Interior Minister Aylette Sheik considered Saturday an “attempt to blur the nationalist meaning of the day” with religion and extremism.

Calling upon the parents to celebrate the day with their children, he said, “It is not a communal day but a national day.”

Jerusalem Mayor Moshe Lyon said in a video on Ynet that the march has been taking place for many years.

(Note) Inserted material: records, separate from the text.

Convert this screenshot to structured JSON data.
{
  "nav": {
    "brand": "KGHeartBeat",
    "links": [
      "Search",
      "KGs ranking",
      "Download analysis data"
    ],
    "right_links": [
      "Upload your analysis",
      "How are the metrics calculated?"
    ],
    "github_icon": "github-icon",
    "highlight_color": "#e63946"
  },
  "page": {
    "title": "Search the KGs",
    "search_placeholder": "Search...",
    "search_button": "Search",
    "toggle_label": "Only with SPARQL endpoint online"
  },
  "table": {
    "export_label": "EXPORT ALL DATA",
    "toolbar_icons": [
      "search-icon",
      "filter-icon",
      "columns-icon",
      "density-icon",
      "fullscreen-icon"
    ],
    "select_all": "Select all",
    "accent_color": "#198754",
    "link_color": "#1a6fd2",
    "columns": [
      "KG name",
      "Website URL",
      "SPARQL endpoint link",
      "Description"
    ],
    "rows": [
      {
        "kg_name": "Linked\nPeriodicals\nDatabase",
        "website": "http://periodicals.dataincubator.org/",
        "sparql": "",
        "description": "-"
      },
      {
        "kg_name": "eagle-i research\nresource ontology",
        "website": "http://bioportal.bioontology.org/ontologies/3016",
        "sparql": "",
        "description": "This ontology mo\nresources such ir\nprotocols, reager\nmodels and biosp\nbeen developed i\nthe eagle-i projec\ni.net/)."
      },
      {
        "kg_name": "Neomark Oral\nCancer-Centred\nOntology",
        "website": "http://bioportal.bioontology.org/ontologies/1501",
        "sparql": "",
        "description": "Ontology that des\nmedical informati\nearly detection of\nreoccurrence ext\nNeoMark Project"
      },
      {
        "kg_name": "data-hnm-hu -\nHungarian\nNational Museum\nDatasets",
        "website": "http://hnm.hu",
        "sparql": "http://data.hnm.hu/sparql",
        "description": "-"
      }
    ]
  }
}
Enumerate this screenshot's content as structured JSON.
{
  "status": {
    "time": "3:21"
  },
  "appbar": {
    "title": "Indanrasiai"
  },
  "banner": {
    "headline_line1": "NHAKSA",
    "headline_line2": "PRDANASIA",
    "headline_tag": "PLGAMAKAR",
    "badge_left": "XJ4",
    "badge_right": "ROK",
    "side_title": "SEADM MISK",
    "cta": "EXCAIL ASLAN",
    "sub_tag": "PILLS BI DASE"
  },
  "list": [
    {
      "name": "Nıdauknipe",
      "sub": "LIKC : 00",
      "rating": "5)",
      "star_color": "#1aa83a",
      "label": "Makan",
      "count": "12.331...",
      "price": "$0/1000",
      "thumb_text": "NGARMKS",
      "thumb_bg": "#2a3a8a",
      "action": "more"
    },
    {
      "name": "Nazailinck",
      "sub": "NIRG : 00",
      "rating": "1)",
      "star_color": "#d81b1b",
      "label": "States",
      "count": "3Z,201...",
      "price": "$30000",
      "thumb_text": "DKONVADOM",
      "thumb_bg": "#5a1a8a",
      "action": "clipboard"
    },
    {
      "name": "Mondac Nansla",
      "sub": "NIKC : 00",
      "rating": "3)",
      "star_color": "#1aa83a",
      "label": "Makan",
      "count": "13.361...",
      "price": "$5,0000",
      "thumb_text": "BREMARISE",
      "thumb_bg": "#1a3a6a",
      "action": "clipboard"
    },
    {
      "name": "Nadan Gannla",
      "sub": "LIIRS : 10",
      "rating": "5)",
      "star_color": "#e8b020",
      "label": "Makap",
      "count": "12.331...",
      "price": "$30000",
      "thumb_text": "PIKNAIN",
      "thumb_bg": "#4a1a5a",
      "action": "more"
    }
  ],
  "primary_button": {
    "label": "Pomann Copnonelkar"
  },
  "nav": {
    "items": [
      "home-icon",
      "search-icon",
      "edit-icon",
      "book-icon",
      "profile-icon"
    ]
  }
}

He added that only those who participated in the march “will do so without hurting people of other faiths.”

Rabbi Yaakov Shapira, head of the Markaz Harv Yeshiva in Jerusalem, explained in the video that the march was founded by the late Rabbi Yehuda Hazani in his yeshiva. “Their intention was to express the relation between the new city, between the old city, between Jerusalem which had been destroyed [re]built Jerusalem.”

Rabbi Yaakov Ariel, a Ramat Gan-based rabbi and prominent religious Zionist theorist, said the march of the flags is meant to bring “joy and honor”, and called on those not to participate with the intention of harming others.

In a video posted in Arabic, Major General Ghassan Aliyan, Coordinator of Government Activities in the Territories (COGAT) urged Palestinians not to believe the misinformation campaign, explaining that this march took place over 30 years. was, and “wasn’t new.”

Meanwhile, Health Minister Nitzen Horowitz told Channel 12 on Saturday that marching through the unstable Damascus Gate was a “mistake”, criticizing Public Safety Minister Omar Barlev’s decision to allow it to proceed.

“This plan is a problem. It is possible to take it a different route, nothing will happen,” and added that “it is useless to waste this provocation at such a sensitive time,” he said.